Measurement ofp−pinclusive cross sections at very high energy

Abstract

We measured the differential inelastic cross section $\frac{E{d}^3\sigma }{d{P}^3}$ for particles produced in very-high-energy proton-proton collisions at the CERN Intersecting Storage Rings. We studied the inclusive reaction $p+p\to x$ + anything, where $x$ was a ${\pi }^{+}$, $K^{+}$, or proton. The momenta of the two colliding beams varied from $15.3$ to $26.5 \frac{\mathrm{GeV}}{c}$. This was equivalent to a single beam of $500$ to $1500 \frac{\mathrm{GeV}}{c}$ hitting a target. We measured the dependence of $\frac{E{d}^3\sigma }{d{P}^3}$ on the transverse and longitudinal momenta of the outgoing particles, $P_{\perp }$ and $P_{\parallel }$. We detected these particles with a spectrometer containing magnets and scintillation and Cerenkov counters.
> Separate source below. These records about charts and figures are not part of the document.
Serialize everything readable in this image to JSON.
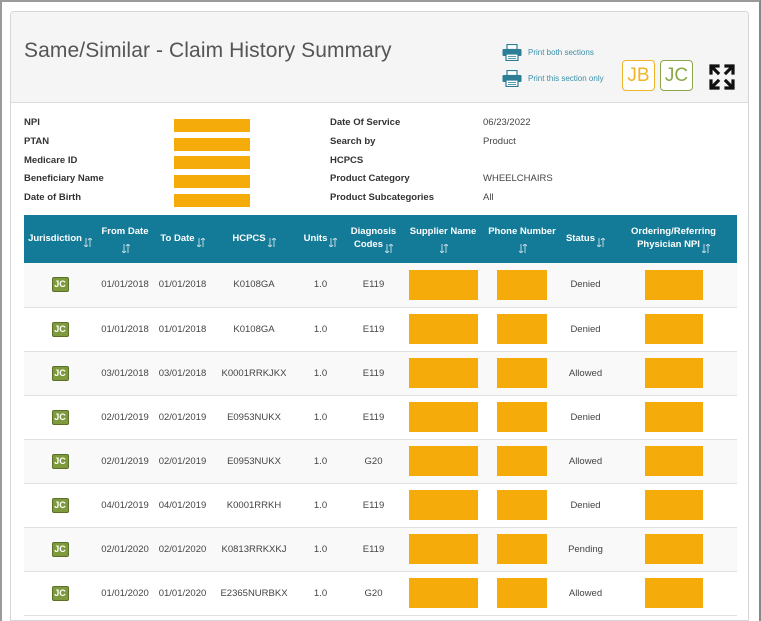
{
  "header": {
    "title": "Same/Similar - Claim History Summary",
    "print_both": "Print both sections",
    "print_only": "Print this section only",
    "badge_jb": "JB",
    "badge_jc": "JC"
  },
  "info": {
    "left": [
      {
        "label": "NPI"
      },
      {
        "label": "PTAN"
      },
      {
        "label": "Medicare ID"
      },
      {
        "label": "Beneficiary Name"
      },
      {
        "label": "Date of Birth"
      }
    ],
    "right": [
      {
        "label": "Date Of Service",
        "value": "06/23/2022"
      },
      {
        "label": "Search by",
        "value": "Product"
      },
      {
        "label": "HCPCS",
        "value": ""
      },
      {
        "label": "Product Category",
        "value": "WHEELCHAIRS"
      },
      {
        "label": "Product Subcategories",
        "value": "All"
      }
    ]
  },
  "table": {
    "columns": [
      "Jurisdiction",
      "From Date",
      "To Date",
      "HCPCS",
      "Units",
      "Diagnosis Codes",
      "Supplier Name",
      "Phone Number",
      "Status",
      "Ordering/Referring Physician NPI"
    ],
    "rows": [
      {
        "jurisdiction": "JC",
        "from": "01/01/2018",
        "to": "01/01/2018",
        "hcpcs": "K0108GA",
        "units": "1.0",
        "dx": "E119",
        "status": "Denied"
      },
      {
        "jurisdiction": "JC",
        "from": "01/01/2018",
        "to": "01/01/2018",
        "hcpcs": "K0108GA",
        "units": "1.0",
        "dx": "E119",
        "status": "Denied"
      },
      {
        "jurisdiction": "JC",
        "from": "03/01/2018",
        "to": "03/01/2018",
        "hcpcs": "K0001RRKJKX",
        "units": "1.0",
        "dx": "E119",
        "status": "Allowed"
      },
      {
        "jurisdiction": "JC",
        "from": "02/01/2019",
        "to": "02/01/2019",
        "hcpcs": "E0953NUKX",
        "units": "1.0",
        "dx": "E119",
        "status": "Denied"
      },
      {
        "jurisdiction": "JC",
        "from": "02/01/2019",
        "to": "02/01/2019",
        "hcpcs": "E0953NUKX",
        "units": "1.0",
        "dx": "G20",
        "status": "Allowed"
      },
      {
        "jurisdiction": "JC",
        "from": "04/01/2019",
        "to": "04/01/2019",
        "hcpcs": "K0001RRKH",
        "units": "1.0",
        "dx": "E119",
        "status": "Denied"
      },
      {
        "jurisdiction": "JC",
        "from": "02/01/2020",
        "to": "02/01/2020",
        "hcpcs": "K0813RRKXKJ",
        "units": "1.0",
        "dx": "E119",
        "status": "Pending"
      },
      {
        "jurisdiction": "JC",
        "from": "01/01/2020",
        "to": "01/01/2020",
        "hcpcs": "E2365NURBKX",
        "units": "1.0",
        "dx": "G20",
        "status": "Allowed"
      }
    ]
  },
  "colors": {
    "header_teal": "#137b98",
    "redaction": "#f5ac0a",
    "jb_badge": "#f0b428",
    "jc_badge": "#8aa84a",
    "jc_chip": "#7f9a3c"
  }
}
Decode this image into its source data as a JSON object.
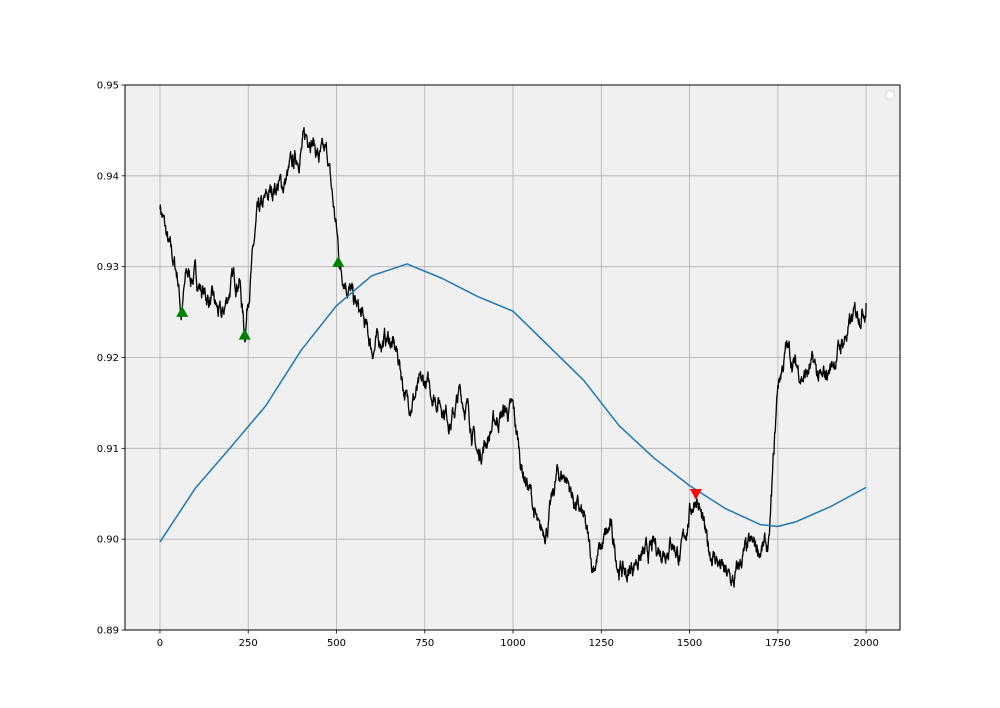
{
  "chart_data": {
    "type": "line",
    "title": "",
    "xlabel": "",
    "ylabel": "",
    "xlim": [
      -99,
      2096
    ],
    "ylim": [
      0.89,
      0.95
    ],
    "grid": true,
    "legend": {
      "placement": "top-right",
      "entries": []
    },
    "background": "#f0f0f0",
    "xticks": [
      0,
      250,
      500,
      750,
      1000,
      1250,
      1500,
      1750,
      2000
    ],
    "xtick_labels": [
      "0",
      "250",
      "500",
      "750",
      "1000",
      "1250",
      "1500",
      "1750",
      "2000"
    ],
    "yticks": [
      0.89,
      0.9,
      0.91,
      0.92,
      0.93,
      0.94,
      0.95
    ],
    "ytick_labels": [
      "0.89",
      "0.90",
      "0.91",
      "0.92",
      "0.93",
      "0.94",
      "0.95"
    ],
    "series": [
      {
        "color": "#000000",
        "x": [
          0,
          25,
          50,
          60,
          75,
          100,
          125,
          150,
          175,
          200,
          225,
          240,
          250,
          275,
          300,
          325,
          350,
          375,
          400,
          425,
          450,
          475,
          490,
          500,
          510,
          525,
          550,
          575,
          600,
          625,
          650,
          675,
          700,
          725,
          750,
          775,
          800,
          825,
          850,
          875,
          900,
          925,
          950,
          975,
          1000,
          1025,
          1050,
          1075,
          1100,
          1125,
          1150,
          1175,
          1200,
          1225,
          1250,
          1275,
          1300,
          1325,
          1350,
          1375,
          1400,
          1425,
          1450,
          1475,
          1500,
          1520,
          1550,
          1575,
          1600,
          1625,
          1650,
          1675,
          1700,
          1725,
          1740,
          1750,
          1775,
          1800,
          1825,
          1850,
          1875,
          1900,
          1925,
          1950,
          1975,
          2000
        ],
        "y": [
          0.937,
          0.932,
          0.929,
          0.925,
          0.929,
          0.929,
          0.927,
          0.926,
          0.924,
          0.928,
          0.929,
          0.9225,
          0.927,
          0.935,
          0.937,
          0.939,
          0.939,
          0.941,
          0.943,
          0.945,
          0.942,
          0.942,
          0.937,
          0.934,
          0.93,
          0.929,
          0.926,
          0.924,
          0.921,
          0.922,
          0.922,
          0.92,
          0.915,
          0.916,
          0.917,
          0.916,
          0.915,
          0.913,
          0.916,
          0.914,
          0.909,
          0.911,
          0.913,
          0.914,
          0.914,
          0.908,
          0.905,
          0.9,
          0.902,
          0.907,
          0.907,
          0.904,
          0.902,
          0.897,
          0.899,
          0.901,
          0.897,
          0.896,
          0.898,
          0.898,
          0.899,
          0.899,
          0.9,
          0.898,
          0.903,
          0.905,
          0.899,
          0.898,
          0.896,
          0.895,
          0.898,
          0.899,
          0.899,
          0.899,
          0.91,
          0.917,
          0.921,
          0.919,
          0.918,
          0.919,
          0.917,
          0.919,
          0.921,
          0.923,
          0.925,
          0.926
        ]
      },
      {
        "color": "#1f77b4",
        "x": [
          0,
          100,
          200,
          300,
          400,
          500,
          600,
          700,
          800,
          900,
          1000,
          1100,
          1200,
          1300,
          1400,
          1500,
          1600,
          1700,
          1750,
          1800,
          1900,
          2000
        ],
        "y": [
          0.8997,
          0.9056,
          0.9101,
          0.9147,
          0.9208,
          0.9257,
          0.929,
          0.9303,
          0.9287,
          0.9267,
          0.9251,
          0.9213,
          0.9175,
          0.9125,
          0.9089,
          0.9059,
          0.9034,
          0.9016,
          0.9014,
          0.9019,
          0.9036,
          0.9057
        ]
      }
    ],
    "markers": [
      {
        "kind": "buy",
        "shape": "triangle-up",
        "color": "#008000",
        "x": 63,
        "y": 0.925
      },
      {
        "kind": "buy",
        "shape": "triangle-up",
        "color": "#008000",
        "x": 240,
        "y": 0.9225
      },
      {
        "kind": "buy",
        "shape": "triangle-up",
        "color": "#008000",
        "x": 505,
        "y": 0.9305
      },
      {
        "kind": "sell",
        "shape": "triangle-down",
        "color": "#ff0000",
        "x": 1518,
        "y": 0.905
      }
    ]
  }
}
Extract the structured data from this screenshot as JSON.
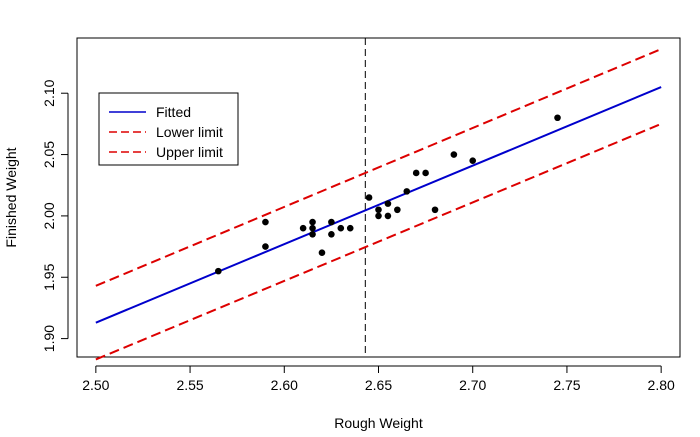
{
  "chart_data": {
    "type": "scatter",
    "title": "",
    "xlabel": "Rough Weight",
    "ylabel": "Finished Weight",
    "xlim": [
      2.49,
      2.81
    ],
    "ylim": [
      1.885,
      2.145
    ],
    "x_ticks": [
      2.5,
      2.55,
      2.6,
      2.65,
      2.7,
      2.75,
      2.8
    ],
    "x_tick_labels": [
      "2.50",
      "2.55",
      "2.60",
      "2.65",
      "2.70",
      "2.75",
      "2.80"
    ],
    "y_ticks": [
      1.9,
      1.95,
      2.0,
      2.05,
      2.1
    ],
    "y_tick_labels": [
      "1.90",
      "1.95",
      "2.00",
      "2.05",
      "2.10"
    ],
    "grid": false,
    "legend_position": "top-left",
    "points": {
      "color": "#000000",
      "x": [
        2.565,
        2.59,
        2.59,
        2.61,
        2.615,
        2.615,
        2.615,
        2.62,
        2.625,
        2.625,
        2.63,
        2.635,
        2.645,
        2.65,
        2.65,
        2.655,
        2.655,
        2.66,
        2.665,
        2.67,
        2.675,
        2.68,
        2.69,
        2.7,
        2.745
      ],
      "y": [
        1.955,
        1.975,
        1.995,
        1.99,
        1.985,
        1.99,
        1.995,
        1.97,
        1.985,
        1.995,
        1.99,
        1.99,
        2.015,
        2.0,
        2.005,
        2.0,
        2.01,
        2.005,
        2.02,
        2.035,
        2.035,
        2.005,
        2.05,
        2.045,
        2.08
      ]
    },
    "series": [
      {
        "name": "Fitted",
        "color": "#0000cc",
        "dash": "solid",
        "x": [
          2.5,
          2.8
        ],
        "y": [
          1.913,
          2.105
        ]
      },
      {
        "name": "Lower limit",
        "color": "#dd0000",
        "dash": "dashed",
        "x": [
          2.5,
          2.8
        ],
        "y": [
          1.883,
          2.075
        ]
      },
      {
        "name": "Upper limit",
        "color": "#dd0000",
        "dash": "dashed",
        "x": [
          2.5,
          2.8
        ],
        "y": [
          1.943,
          2.136
        ]
      }
    ],
    "vertical_reference_line": {
      "x": 2.643,
      "color": "#000000",
      "dash": "dashed"
    }
  }
}
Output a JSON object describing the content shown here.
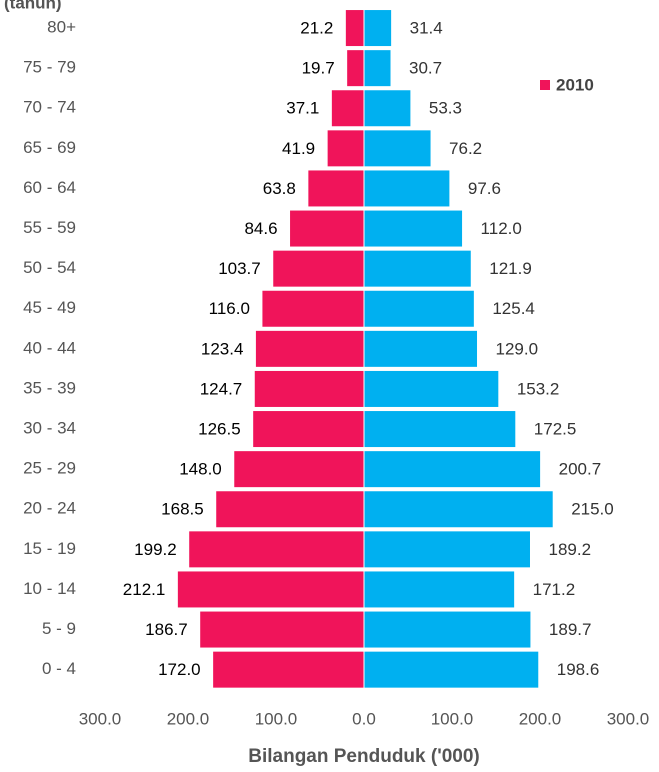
{
  "chart_data": {
    "type": "pyramid",
    "y_axis_label": "(tahun)",
    "x_axis_label": "Bilangan Penduduk ('000)",
    "categories": [
      "80+",
      "75 - 79",
      "70 - 74",
      "65 - 69",
      "60 - 64",
      "55 - 59",
      "50 - 54",
      "45 - 49",
      "40 - 44",
      "35 - 39",
      "30 - 34",
      "25 - 29",
      "20 - 24",
      "15 - 19",
      "10 - 14",
      "5 - 9",
      "0 - 4"
    ],
    "series": [
      {
        "name": "2010",
        "color": "#f0145a",
        "values": [
          -21.2,
          -19.7,
          -37.1,
          -41.9,
          -63.8,
          -84.6,
          -103.7,
          -116.0,
          -123.4,
          -124.7,
          -126.5,
          -148.0,
          -168.5,
          -199.2,
          -212.1,
          -186.7,
          -172.0
        ],
        "value_labels": [
          "21.2",
          "19.7",
          "37.1",
          "41.9",
          "63.8",
          "84.6",
          "103.7",
          "116.0",
          "123.4",
          "124.7",
          "126.5",
          "148.0",
          "168.5",
          "199.2",
          "212.1",
          "186.7",
          "172.0"
        ]
      },
      {
        "color": "#00b0f0",
        "values": [
          31.4,
          30.7,
          53.3,
          76.2,
          97.6,
          112.0,
          121.9,
          125.4,
          129.0,
          153.2,
          172.5,
          200.7,
          215.0,
          189.2,
          171.2,
          189.7,
          198.6
        ],
        "value_labels": [
          "31.4",
          "30.7",
          "53.3",
          "76.2",
          "97.6",
          "112.0",
          "121.9",
          "125.4",
          "129.0",
          "153.2",
          "172.5",
          "200.7",
          "215.0",
          "189.2",
          "171.2",
          "189.7",
          "198.6"
        ]
      }
    ],
    "xlim": [
      -300,
      300
    ],
    "xticks": [
      {
        "value": -300,
        "label": "300.0"
      },
      {
        "value": -200,
        "label": "200.0"
      },
      {
        "value": -100,
        "label": "100.0"
      },
      {
        "value": 0,
        "label": "0.0"
      },
      {
        "value": 100,
        "label": "100.0"
      },
      {
        "value": 200,
        "label": "200.0"
      },
      {
        "value": 300,
        "label": "300.0"
      }
    ],
    "legend": "top-right"
  }
}
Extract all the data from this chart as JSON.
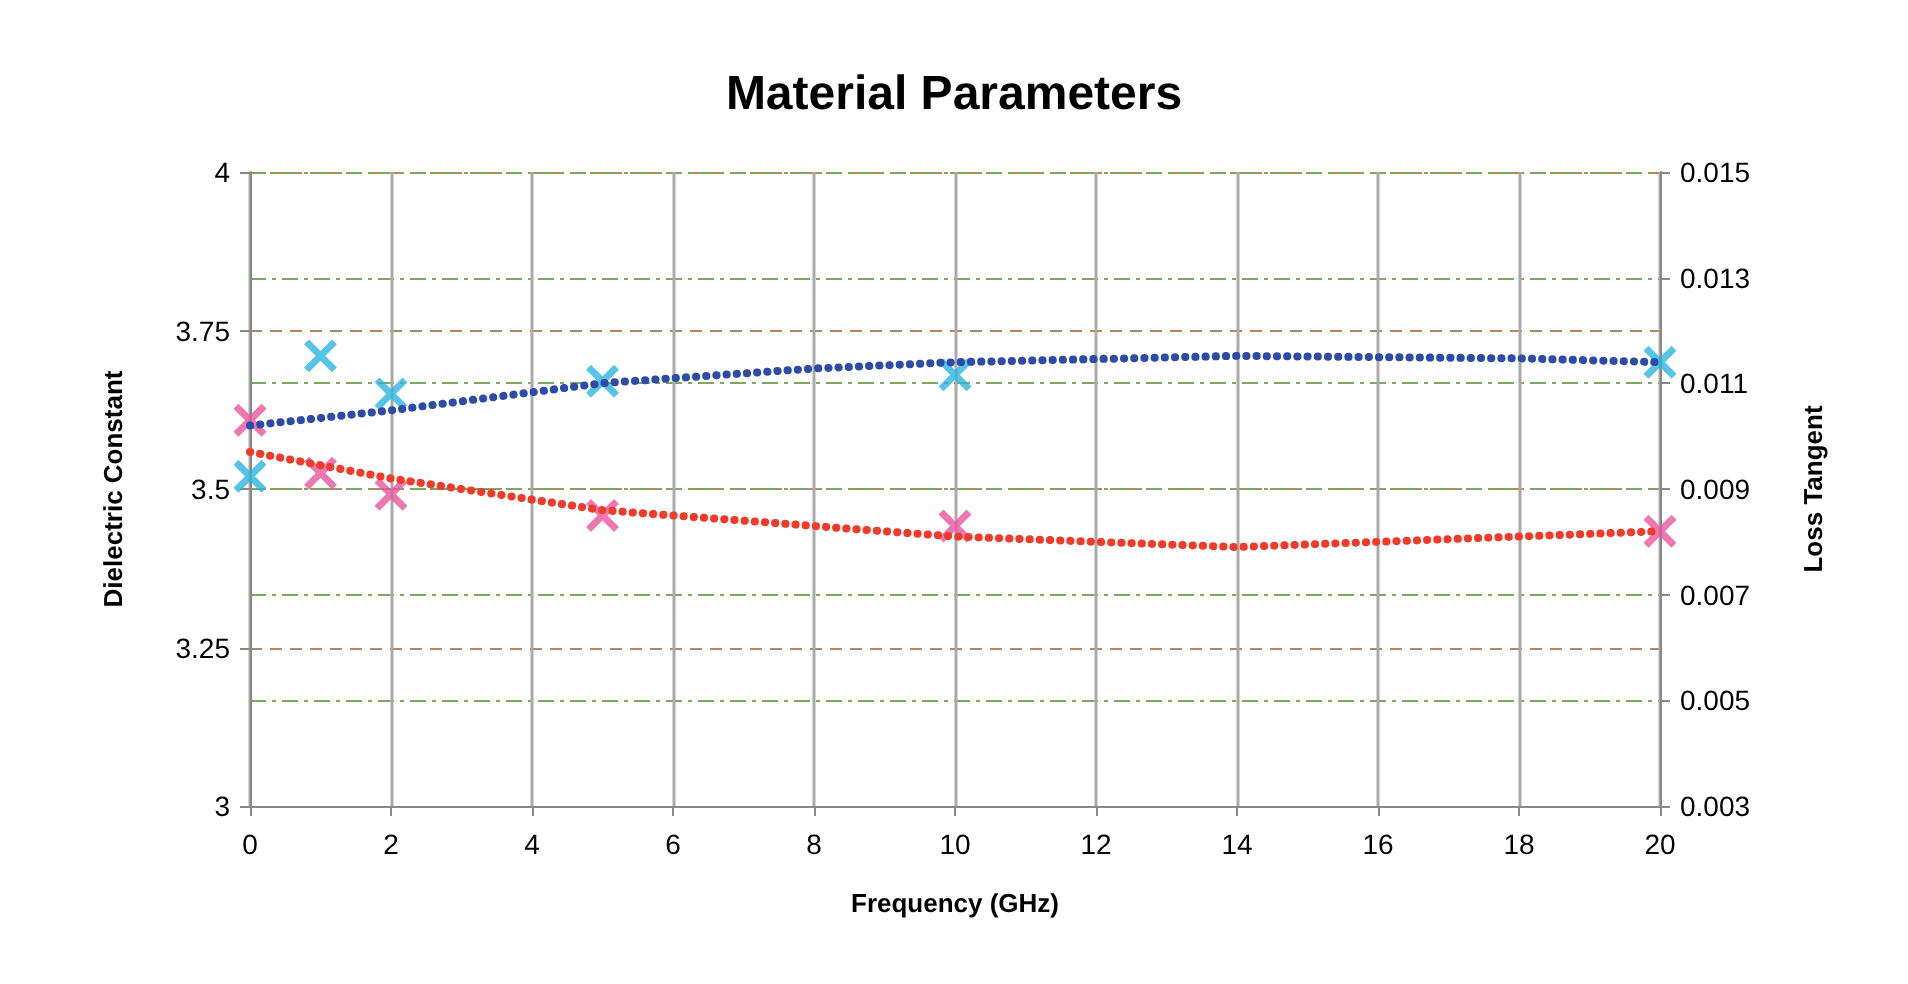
{
  "chart_data": {
    "type": "scatter",
    "title": "Material Parameters",
    "xlabel": "Frequency (GHz)",
    "ylabel": "Dielectric Constant",
    "y2label": "Loss Tangent",
    "xlim": [
      0,
      20
    ],
    "xticks": [
      0,
      2,
      4,
      6,
      8,
      10,
      12,
      14,
      16,
      18,
      20
    ],
    "ylim": [
      3,
      4
    ],
    "yticks": [
      3,
      3.25,
      3.5,
      3.75,
      4
    ],
    "y2lim": [
      0.003,
      0.015
    ],
    "y2ticks": [
      0.003,
      0.005,
      0.007,
      0.009,
      0.011,
      0.013,
      0.015
    ],
    "grid": true,
    "marker": "cross",
    "series": [
      {
        "type": "line",
        "color": "#2e4ba8",
        "line_style": "dotted",
        "marker": "none",
        "x": [
          0,
          2,
          5,
          8,
          10,
          14,
          18,
          20
        ],
        "values": [
          3.6,
          3.624,
          3.667,
          3.69,
          3.7,
          3.71,
          3.706,
          3.7
        ]
      },
      {
        "type": "line",
        "axis": "y2",
        "color": "#f03a2a",
        "line_style": "dotted",
        "marker": "none",
        "x": [
          0,
          2,
          5,
          8,
          10,
          14,
          18,
          20
        ],
        "values": [
          0.0097,
          0.0092,
          0.0086,
          0.0083,
          0.0081,
          0.0079,
          0.0081,
          0.0082
        ]
      },
      {
        "color": "#2cb5e0",
        "x": [
          0,
          1,
          2,
          5,
          10,
          20
        ],
        "values": [
          3.52,
          3.71,
          3.65,
          3.67,
          3.68,
          3.7
        ]
      },
      {
        "axis": "y2",
        "color": "#e8559e",
        "x": [
          0,
          1,
          2,
          5,
          10,
          20
        ],
        "values": [
          0.0103,
          0.0093,
          0.0089,
          0.0085,
          0.0083,
          0.0082
        ]
      }
    ]
  }
}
The first two magnets steered particles with the correct $P_{\perp }$ and $P_{\parallel }$ down the axis of the spectrometer. The third magnet deflected the particles vertically for momentum analysis. A coincidence of the five scintillation counters indicated an event and the Čerenkov counters tagged it as a pion, kaon, or proton. The luminosity was measured by the Van der Meer method. We found that when $\frac{E{d}^3\sigma }{d{P}^3}$ was plotted against $X=\frac{P_{\parallel }}{P_{max}}$, it was energy-independent from 12 to 1500 GeV, especially for ${\pi }^{+}$ data. This supports a type of scaling suggested by Feynman and Yang et al. At small $X$, the pion cross section has a flat maximum, while the proton cross section decreases slightly. When plotted against ${P_{\perp }}^2$, the pion and proton cross sections both behave as at lower energies: $\sim \exp (-4.0\mathrm{}{P_{\perp }}^2)$. The pion cross section has a distinct forward peak $\exp (-10\mathrm{}{P_{\perp }}^2)$ which is absent in the proton case. The $\frac{K^{+}}{{\pi }^{+}}$ ratio is about 10%, with rather poor statistics.